Emre Kongar'ın Resmi* İnternet Sitesi


Kitaplar

Green Bullet Makaleler

Green Bullet Articles in English

Sürekli Yazılar


 

AYDINLANMA

EMRE KONGAR

BİRTEK-SEN, TÜSİAD VE REJİM

 

Aynı anda hem işçi sendikasına grev yasağı getiriliyor, hem de sermayenin en güçlü örgütünün başkanına soruşturma açılıyor.

Hem sermaye hem de işçi sınıflarına aynı anda baskı uygulayan bir iktidar:

Garip mi?

Hayır!

Neden?

Çünkü İktidar "Demokratik Rejim"in temelinde olan her iki çağdaş sınıfa da karşı...

Çünkü Rejim "Gerici"!

* * *

Sevgili okurlarım, hemen belirtmeliyim ki, "Gerici" kavramını siyasal, sınıfsal, ya da ideolojik olarak değil, doğrudan doğruya, zamansal anlamda kullanıyorum:

" Gerici"den, kastım, "ülkeyi, toplumu, zaman ve tarih içinde geri götürmek isteyen"dir!

* * *

Ne yazık ki, Türkiye'deki "sağcılar", genellikle, (nadir istisnalar dışında) ne "Muhafazakâr Demokrat", ne Avrupa'daki anlamıyla "Liberal", "ne ABD'deki anlamıyla Liberteryen", ne de "Demokrattır"...

Bizim ülkemizdeki "sağcılar" doğrudan doğruya "Demokrasi Karşıtlığı" yapmakta, otoriter eğilimleri dışa vurmakta ve ülkeyi, toplumu, tarih ve zaman içinde geriye götürmek istemektedirler!

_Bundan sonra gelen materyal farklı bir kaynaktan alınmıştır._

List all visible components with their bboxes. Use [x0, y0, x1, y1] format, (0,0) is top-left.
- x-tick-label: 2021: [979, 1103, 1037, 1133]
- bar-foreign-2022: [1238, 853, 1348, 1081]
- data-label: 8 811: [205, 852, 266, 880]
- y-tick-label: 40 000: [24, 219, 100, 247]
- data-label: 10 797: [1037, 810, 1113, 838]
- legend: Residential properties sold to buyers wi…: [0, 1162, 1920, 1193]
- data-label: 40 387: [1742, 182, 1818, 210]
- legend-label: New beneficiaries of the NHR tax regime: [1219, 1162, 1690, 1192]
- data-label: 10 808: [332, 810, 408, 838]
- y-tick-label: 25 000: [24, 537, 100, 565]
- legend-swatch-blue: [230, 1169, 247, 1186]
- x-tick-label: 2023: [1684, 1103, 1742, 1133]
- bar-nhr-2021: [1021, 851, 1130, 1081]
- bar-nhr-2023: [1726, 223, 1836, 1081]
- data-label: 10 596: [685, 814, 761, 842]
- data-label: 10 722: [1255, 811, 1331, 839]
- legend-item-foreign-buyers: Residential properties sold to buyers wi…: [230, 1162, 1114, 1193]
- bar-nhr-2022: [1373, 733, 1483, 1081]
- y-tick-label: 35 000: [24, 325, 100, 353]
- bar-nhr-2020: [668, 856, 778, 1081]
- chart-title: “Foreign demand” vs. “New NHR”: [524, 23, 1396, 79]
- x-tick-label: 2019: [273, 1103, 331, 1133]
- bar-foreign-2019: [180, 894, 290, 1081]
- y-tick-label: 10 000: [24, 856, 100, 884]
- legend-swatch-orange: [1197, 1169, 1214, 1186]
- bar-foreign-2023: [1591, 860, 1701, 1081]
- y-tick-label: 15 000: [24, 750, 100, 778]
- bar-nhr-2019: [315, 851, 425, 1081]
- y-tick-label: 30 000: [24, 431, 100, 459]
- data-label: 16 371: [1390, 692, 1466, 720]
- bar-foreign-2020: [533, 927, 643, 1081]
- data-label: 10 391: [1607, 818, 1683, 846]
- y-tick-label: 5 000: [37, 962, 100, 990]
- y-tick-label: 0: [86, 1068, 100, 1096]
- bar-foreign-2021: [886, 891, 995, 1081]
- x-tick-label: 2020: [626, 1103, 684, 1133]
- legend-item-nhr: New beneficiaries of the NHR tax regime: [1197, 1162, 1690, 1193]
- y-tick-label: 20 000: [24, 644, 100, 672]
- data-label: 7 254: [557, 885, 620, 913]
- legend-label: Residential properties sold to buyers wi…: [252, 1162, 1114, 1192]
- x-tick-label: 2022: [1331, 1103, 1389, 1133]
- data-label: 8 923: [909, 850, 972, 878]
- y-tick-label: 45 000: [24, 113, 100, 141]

Bunu da hiçbir yoruma yer bırakmayacak biçimde, "Laik Demokrasiye" karşı çıkarak, "Hilafet" isteyerek, "Şeriat"ı savunarak, Atatürk'e, Cumhuriyet'e hakarete varan eleştirilerde bulunarak açıkça dile getirirler.

* * *

Neden bizim "sağcılar" gerici ve otoriter eğilimli oluyor da, Demokrat olamıyorlar?

Bunun iki nedeni var:

Birinci neden, bütün sağ partilerin 1946'da kurulan Demokrat Parti'yi taklit etmeleri, onu örnek almalarıdır.

Demokrat Parti döneminde, Türkiye'de Sermaye ve İşçi sınıfları henüz gelişmemiş oldukları için, Menderes, Cumhuriyet öncesi dönemin egemenleri olan tarikatlara ve toprak ağalarına dayanan bir politika izledi.

Sonradan, Sermaye Sınıfı ve İşçi Sınıfı geliştiği halde, sağcı partiler ve politikacılar, DP'yi izleyerek, Din/Tarım döneminin egemenleri olan tarikatları ve toprak ağalarını yaşatmak ve onlara dayanmak politikalarını izlediler; izliyorlar.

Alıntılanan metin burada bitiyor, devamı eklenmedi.